Dal canto suo, il giovane Vincenzo Latronico ha scritto un romanzo, La cospirazione delle colombe, edito da Bompiani, non particolarmente avvincente, nonostante la buona partenza, su due giovani di diversa origine e provenienza che cercano di guadagnarsi posizioni di prestigio e finiscono in un mondo – il nostro – che nell’odierna versione del capitalismo, in cui la mancanza di etica del mercato padroneggia i destini dei più, costringe molti a muoversi fuori dalle regole per avere il successo cui aspirano. 
Alfredo è figlio di un ricco imprenditore; Donka è un albanese figlio di nessuno, approdato all’Università Bocconi con una borsa di studio. La loro amicizia sembra solida, entrambi sono ambiziosi, si muovono fra università, imprese immobiliari, speculazioni finanziarie – e donne, va da sé. Ma le cose sono complicate, come sempre. La domanda che muove la storia è: cosa fare quando il talento è insufficiente, se “merito” è una parola vuota, se si è stronzi come i più? Che le colombe si trasformano in falchi, per esempio. 
Lo stile è piuttosto anonimo, il libro gira intorno alla diade falchi-colombe in maniera abbastanza corriva. Leggendo Latronico (al suo secondo romanzo), vien fatto di pensare come a un possibile nuovo Andrea De Carlo (coppie di personaggi A vs B, psicologia o sociologia giornalistica, lingua di pura comunicazione, magari plot…)
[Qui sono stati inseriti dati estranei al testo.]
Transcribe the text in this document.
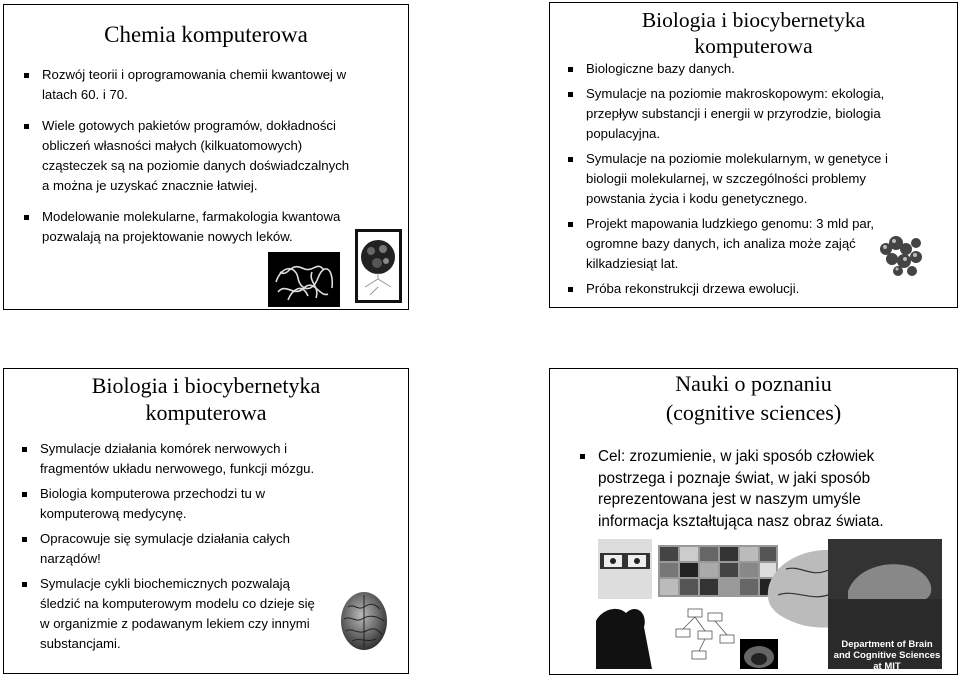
Chemia komputerowa
Rozwój teorii i oprogramowania chemii kwantowej w latach 60. i 70.
Wiele gotowych pakietów programów, dokładności obliczeń własności małych (kilkuatomowych) cząsteczek są na poziomie danych doświadczalnych a można je uzyskać znacznie łatwiej.
Modelowanie molekularne, farmakologia kwantowa pozwalają na projektowanie nowych leków.
Biologia i biocybernetyka
komputerowa
Biologiczne bazy danych.
Symulacje na poziomie makroskopowym: ekologia, przepływ substancji i energii w przyrodzie, biologia populacyjna.
Symulacje na poziomie molekularnym, w genetyce i biologii molekularnej, w szczególności problemy powstania życia i kodu genetycznego.
Projekt mapowania ludzkiego genomu: 3 mld par, ogromne bazy danych, ich analiza może zająć kilkadziesiąt lat.
Próba rekonstrukcji drzewa ewolucji.
Biologia i biocybernetyka
komputerowa
Symulacje działania komórek nerwowych i fragmentów układu nerwowego, funkcji mózgu.
Biologia komputerowa przechodzi tu w komputerową medycynę.
Opracowuje się symulacje działania całych narządów!
Symulacje cykli biochemicznych pozwalają śledzić na komputerowym modelu co dzieje się w organizmie z podawanym lekiem czy innymi substancjami.
Nauki o poznaniu
(cognitive sciences)
Cel: zrozumienie, w jaki sposób człowiek postrzega i poznaje świat, w jaki sposób reprezentowana jest w naszym umyśle informacja kształtująca nasz obraz świata.
Department of Brain
and Cognitive Sciences
at MIT
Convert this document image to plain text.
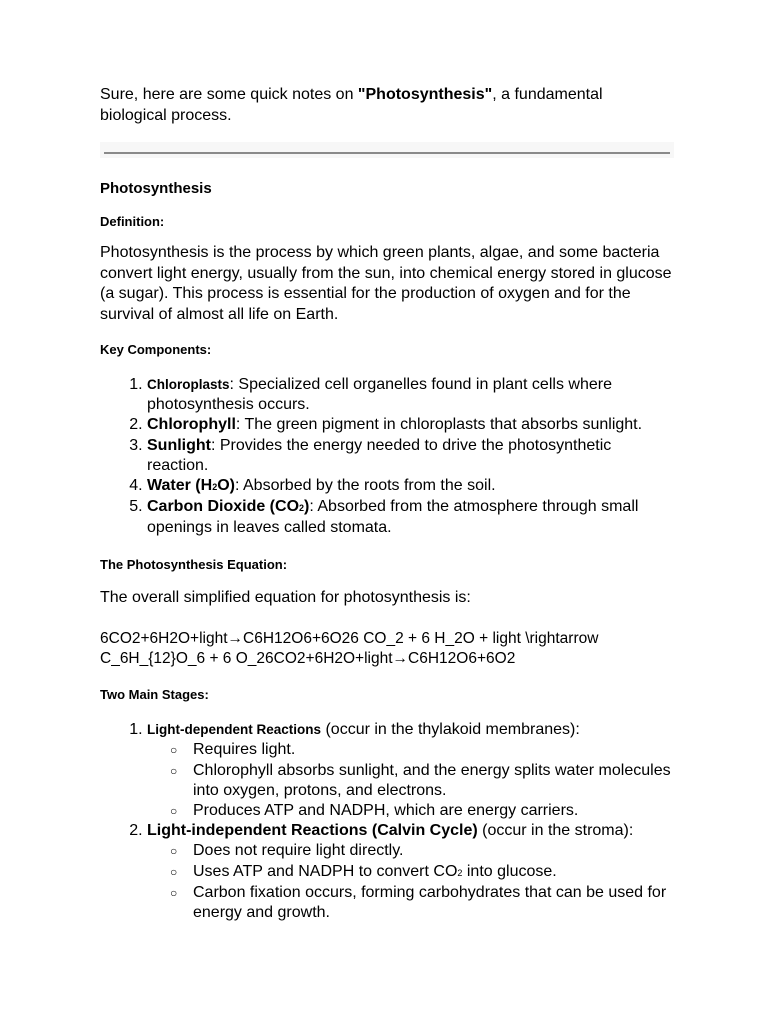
Sure, here are some quick notes on "Photosynthesis", a fundamental biological process.

Photosynthesis
Definition:

Photosynthesis is the process by which green plants, algae, and some bacteria convert light energy, usually from the sun, into chemical energy stored in glucose (a sugar). This process is essential for the production of oxygen and for the survival of almost all life on Earth.

Key Components:
1. Chloroplasts: Specialized cell organelles found in plant cells where photosynthesis occurs.
2. Chlorophyll: The green pigment in chloroplasts that absorbs sunlight.
3. Sunlight: Provides the energy needed to drive the photosynthetic reaction.
4. Water (H2O): Absorbed by the roots from the soil.
5. Carbon Dioxide (CO2): Absorbed from the atmosphere through small openings in leaves called stomata.
The Photosynthesis Equation:

The overall simplified equation for photosynthesis is:

6CO2+6H2O+light→C6H12O6+6O26 CO_2 + 6 H_2O + light \rightarrow

C_6H_{12}O_6 + 6 O_26CO2+6H2O+light→C6H12O6+6O2

Two Main Stages:
1. Light-dependent Reactions (occur in the thylakoid membranes):
○ Requires light.
○ Chlorophyll absorbs sunlight, and the energy splits water molecules into oxygen, protons, and electrons.
○ Produces ATP and NADPH, which are energy carriers.
2. Light-independent Reactions (Calvin Cycle) (occur in the stroma):
○ Does not require light directly.
○ Uses ATP and NADPH to convert CO2 into glucose.
○ Carbon fixation occurs, forming carbohydrates that can be used for energy and growth.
Un libro che si presenta in un’elegante e studiata sobrietà di confezione che vorrebbe forse rinviare alla natura del contenuto è quello di Roberto Ferrucci, Sentimenti sovversivi, per Isbn. Tutto compreso nello sguardo del narratore, ferocemente afflitto dall’Italia berlusconiana, vista a distanza dalla Francia, con essa ripetutamente messa a confronto, descritta con precisione e sdegno (condiviso da molti, vorremmo rassicurare l’autore, basterebbe leggersi un po’ di sinagoghe sparse negli ultimi tempi) in un testo che più che un romanzo si situa in una linea mediana fra il diario e il pamphlet, ma con poche sorprese e invenzioni, quasi come se il narratore fosse il solo a essere angosciato da questo paese e si accontentasse di questo “sentimento sovversivo” per licenziare un libro non particolarmente felice dal punto di vita narrativo, fin troppo compresso nell’angustia di un malessere senza sbocchi creativi. Vero che non sbaglia una frase, Ferrucci, che alcune pagine lasciano ammirati (per esempio quelle sulle imbarcazioni pesanti che mettono a rischio il fragile equilibrio di Venezia), o commossi (quelle per esempio sugli ultimi giorni di Berlinguer), ma sono davvero poche. L’idea dell’asilo francese che dovrebbe servire a scrivere un romanzo d’amore che invece non esce fuori perché l’ossessione per i cattivi tempi italiani prendono il sopravvento, non convince davvero; per quanto sincera e motivata sia l’amarezza del narratore, non c’è bisogno di ricordare che i romanzi non si scrivono con le buone intenzioni e i buoni sentimenti; la stessa lingua dell’autore testimonia che egli è il primo a saperlo. Che poi sia stato pubblicato prima in Francia, non significa granché: lassù, hanno fatto di Nanni Moretti una star. Ora come ora, noi siamo i peggio, ma pure i francesi – che vanno matti per gli antiberlusconiani - non le azzeccano mica tutte.